Musser, 49, said she wanted to have the stories published, “because scholarship based on the Harlem Renaissance doesn’t take these into consideration. In the context of academic research it’s important to include the “non-traditional” sources.”

She says the book is meant to be a research and teaching tool.  The stories, she says, are a bridge from "slave narratives" to the writings of the Harlem Renaissance authors, such as Langston Hughes. “It also presents another side of the Renaissance,” said Musser, that it wasn’t exclusive to the authors, jazz musicians and performers that became well-known.”

While Zora Neale Hurston got her start with Opportunity, most of the stories were written by women who were not professional writers. The magazine was an outlet for them to tell their stories and what was happening in their lives, says Musser.
 
Musser was surprised at the variety of tales and with the issues they discussed: the Chicago riots and lynching appear in the works, and many of them do not take place in the south. Many tales talk about traveling overseas (where the characters are treated differently than they were in the United States).

She said some of the stories are not well-crafted, but have merit by providing a look at African-American lives in the first part of the 20th century. 

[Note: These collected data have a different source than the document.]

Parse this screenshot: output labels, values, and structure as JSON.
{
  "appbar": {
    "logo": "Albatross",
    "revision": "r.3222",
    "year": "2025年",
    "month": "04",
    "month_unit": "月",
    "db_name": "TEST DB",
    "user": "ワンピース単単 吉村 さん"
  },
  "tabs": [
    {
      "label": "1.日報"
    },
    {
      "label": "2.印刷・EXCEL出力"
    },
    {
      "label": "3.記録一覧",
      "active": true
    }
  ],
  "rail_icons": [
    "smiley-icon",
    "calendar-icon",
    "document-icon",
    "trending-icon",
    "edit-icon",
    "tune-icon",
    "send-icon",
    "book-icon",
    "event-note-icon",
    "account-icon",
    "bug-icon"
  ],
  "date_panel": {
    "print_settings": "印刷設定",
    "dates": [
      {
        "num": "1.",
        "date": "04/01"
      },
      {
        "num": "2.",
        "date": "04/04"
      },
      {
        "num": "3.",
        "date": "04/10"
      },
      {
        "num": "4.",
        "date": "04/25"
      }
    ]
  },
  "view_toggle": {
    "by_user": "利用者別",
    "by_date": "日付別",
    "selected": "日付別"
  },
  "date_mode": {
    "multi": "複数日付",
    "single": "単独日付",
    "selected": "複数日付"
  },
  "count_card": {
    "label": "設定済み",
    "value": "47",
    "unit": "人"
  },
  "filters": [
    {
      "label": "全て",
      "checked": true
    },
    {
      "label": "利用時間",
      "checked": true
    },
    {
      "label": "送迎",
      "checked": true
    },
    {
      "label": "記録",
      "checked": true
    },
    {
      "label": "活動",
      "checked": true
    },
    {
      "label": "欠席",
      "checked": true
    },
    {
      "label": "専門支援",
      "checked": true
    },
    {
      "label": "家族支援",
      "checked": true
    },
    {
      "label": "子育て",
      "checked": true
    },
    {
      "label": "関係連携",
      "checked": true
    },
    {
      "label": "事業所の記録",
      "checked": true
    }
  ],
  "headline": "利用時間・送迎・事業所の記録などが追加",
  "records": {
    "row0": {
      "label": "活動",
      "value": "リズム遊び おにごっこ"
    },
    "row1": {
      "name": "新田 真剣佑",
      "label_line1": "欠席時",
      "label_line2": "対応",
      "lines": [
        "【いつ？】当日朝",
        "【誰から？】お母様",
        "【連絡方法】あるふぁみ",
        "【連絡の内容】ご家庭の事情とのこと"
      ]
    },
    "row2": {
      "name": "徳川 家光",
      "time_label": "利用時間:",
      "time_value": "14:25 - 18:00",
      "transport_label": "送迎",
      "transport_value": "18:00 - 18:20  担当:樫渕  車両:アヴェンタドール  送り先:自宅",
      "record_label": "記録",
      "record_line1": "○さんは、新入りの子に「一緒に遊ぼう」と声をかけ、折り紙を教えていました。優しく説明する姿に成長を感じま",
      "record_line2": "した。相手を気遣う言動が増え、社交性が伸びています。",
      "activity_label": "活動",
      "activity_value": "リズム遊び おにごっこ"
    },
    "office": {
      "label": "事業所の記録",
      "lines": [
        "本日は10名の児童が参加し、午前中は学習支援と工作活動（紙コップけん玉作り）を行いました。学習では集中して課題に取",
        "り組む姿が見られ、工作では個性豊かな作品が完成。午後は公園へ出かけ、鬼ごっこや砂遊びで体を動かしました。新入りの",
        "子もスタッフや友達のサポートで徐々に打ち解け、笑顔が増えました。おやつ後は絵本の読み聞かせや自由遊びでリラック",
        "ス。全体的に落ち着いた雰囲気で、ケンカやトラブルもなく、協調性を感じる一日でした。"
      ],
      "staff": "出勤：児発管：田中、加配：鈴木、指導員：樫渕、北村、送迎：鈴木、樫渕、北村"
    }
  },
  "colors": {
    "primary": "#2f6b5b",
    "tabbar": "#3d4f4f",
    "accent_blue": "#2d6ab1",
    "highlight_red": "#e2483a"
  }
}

MacFarland Publishers is interested in having Musser assemble a book of short stories from another African-American magazine, The Crisis, which is still published through the NAACP.

A professor at La Salle since 2000, Musser is a native of Elizabethtown, Pa., and earned her B.A. at Gordon College in Massachusetts; a Master’s in Literature from the University of Aberdeen in the UK; and her Ph.D. from Purdue.

“I had great professors in college and grad school and loved the idea of reading and researching for a living,” she said.